Entrañable Juan de Mairena de quien mi amigo hubiera preferido que dijera aquella frase final de “Dios ha muerto”, como expresión de modernidad; que muerto el perro…, pero Mairena, como Unamuno, como Machado, como Juan Larrea, y como tantos otros, es un amigo del pueblo, de ese pueblo analfabeto que expresa razones sencillas desde lo más hondo de su corazón, que resultan más cordiales y creíbles que esas otras de tinta negra y cuello duro, a las que mueve el narcisismo, y los hilos del poder:
─ Pues claro que creo en los milagros. No voy a de creer si el país aún sigue en pie, a pesar de la corruptela, de las mentiras oficiales, de los ladrones de oficio, de los contadores de cuentos: de la fábula del burro flautista, del cuento de la buena pipa, de los ERES y de los OTROS, de la historia del rey que rabió, etc…
Para el surrealista Juan Larrea, como para tantos , el enigma planteado sólo encuentra solución en la complejidad de un verso:
─ “El ojo lava su párpado al borde confuso de la duda”.
Puente, borde, grieta, filo, orilla… realidades escindidas entre el ser y “el no ser”, como supo reflejar el genio de Luis Buñuel y de Salvador Dalí en aquel fotograma del ojo disecado por una cuchilla, de “Le chien andalou”.
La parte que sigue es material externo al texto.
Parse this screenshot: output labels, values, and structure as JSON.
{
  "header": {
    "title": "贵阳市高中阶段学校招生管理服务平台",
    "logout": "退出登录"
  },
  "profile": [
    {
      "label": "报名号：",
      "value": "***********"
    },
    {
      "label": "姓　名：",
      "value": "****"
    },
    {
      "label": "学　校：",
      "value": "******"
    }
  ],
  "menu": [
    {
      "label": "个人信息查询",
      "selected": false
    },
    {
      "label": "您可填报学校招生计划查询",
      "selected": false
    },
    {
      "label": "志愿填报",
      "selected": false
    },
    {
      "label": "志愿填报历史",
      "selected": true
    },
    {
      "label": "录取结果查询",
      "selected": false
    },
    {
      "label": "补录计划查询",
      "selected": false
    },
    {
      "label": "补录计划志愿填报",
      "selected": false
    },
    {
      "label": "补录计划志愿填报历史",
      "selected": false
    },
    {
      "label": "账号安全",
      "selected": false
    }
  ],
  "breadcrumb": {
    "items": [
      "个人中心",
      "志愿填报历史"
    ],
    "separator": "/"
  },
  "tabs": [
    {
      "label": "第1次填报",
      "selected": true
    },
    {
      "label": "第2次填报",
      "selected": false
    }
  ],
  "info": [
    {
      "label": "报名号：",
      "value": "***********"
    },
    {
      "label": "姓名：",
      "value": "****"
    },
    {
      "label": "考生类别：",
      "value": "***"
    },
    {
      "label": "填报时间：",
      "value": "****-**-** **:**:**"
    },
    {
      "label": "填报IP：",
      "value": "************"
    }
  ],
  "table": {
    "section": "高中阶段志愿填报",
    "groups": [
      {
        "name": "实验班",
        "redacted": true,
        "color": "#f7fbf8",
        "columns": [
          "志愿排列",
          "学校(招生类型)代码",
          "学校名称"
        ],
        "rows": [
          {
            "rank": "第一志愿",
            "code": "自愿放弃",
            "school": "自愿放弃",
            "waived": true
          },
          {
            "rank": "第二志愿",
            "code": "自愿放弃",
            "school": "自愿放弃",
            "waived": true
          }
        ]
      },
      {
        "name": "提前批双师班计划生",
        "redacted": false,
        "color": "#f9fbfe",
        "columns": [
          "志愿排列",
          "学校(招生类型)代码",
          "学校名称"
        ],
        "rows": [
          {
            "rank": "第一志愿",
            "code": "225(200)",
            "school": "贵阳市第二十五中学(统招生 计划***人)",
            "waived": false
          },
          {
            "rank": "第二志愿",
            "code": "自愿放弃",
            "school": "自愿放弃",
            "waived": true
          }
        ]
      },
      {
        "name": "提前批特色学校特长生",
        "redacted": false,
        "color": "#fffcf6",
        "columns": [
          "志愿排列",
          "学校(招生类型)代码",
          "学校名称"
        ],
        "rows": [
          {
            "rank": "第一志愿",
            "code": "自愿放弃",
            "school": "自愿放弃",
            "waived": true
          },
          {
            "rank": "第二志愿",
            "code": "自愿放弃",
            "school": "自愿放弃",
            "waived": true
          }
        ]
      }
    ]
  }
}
Y es que en el interior de los humanos hay numerosas avenidas que conducen hacia una misma estrella ─“versión celeste de una misma experiencia vital”, que dice el poeta─ ; un camino de renuncias en el que, a falta de los hilos del razonamiento, cuesta encontrar las betas de la lógica.
Seguir la música “al pie de la letra” se convierte entonces en un empeño imposible, en un laberinto de espejos; como imposible es también la justificación a toda costa del fantasma de la razón, en ese caos con el que a diario nos sorprende la vida.
Como si la magia existiese para animarnos a soñar…
Alberti, un ateo confeso, hablaba en su día “Sobre los ángeles”; a menos que fuese tan sólo la temática que tomó prestada de José María Hinojosa, y que le dio pie a lucirse.
***
En la cruz del desperezo, y entre dimes y diretes, se levanta mi país con la mirada puesta en un nuevo día que preste armonía a tanta disonancia social; un día mágico, de colores, surgido a la luz del diálogo, de un diálogo cordial que preconizara el bueno de Machado con la máxima aquélla de que “un corazón solitario no es un corazón”:
─ “Quien dialoga, ciertamente, afirma a su vecino, al otro yo; todo manejo de razones ─ verdades o supuestos─ implica convención entre sujetos; o visión común de un objeto ideal. Pero no basta la razón, el invento socrático, para crear la convivencia humana; ésta precisa también la comunicación cordial, una convergencia de corazones en un mismo objeto de amor”.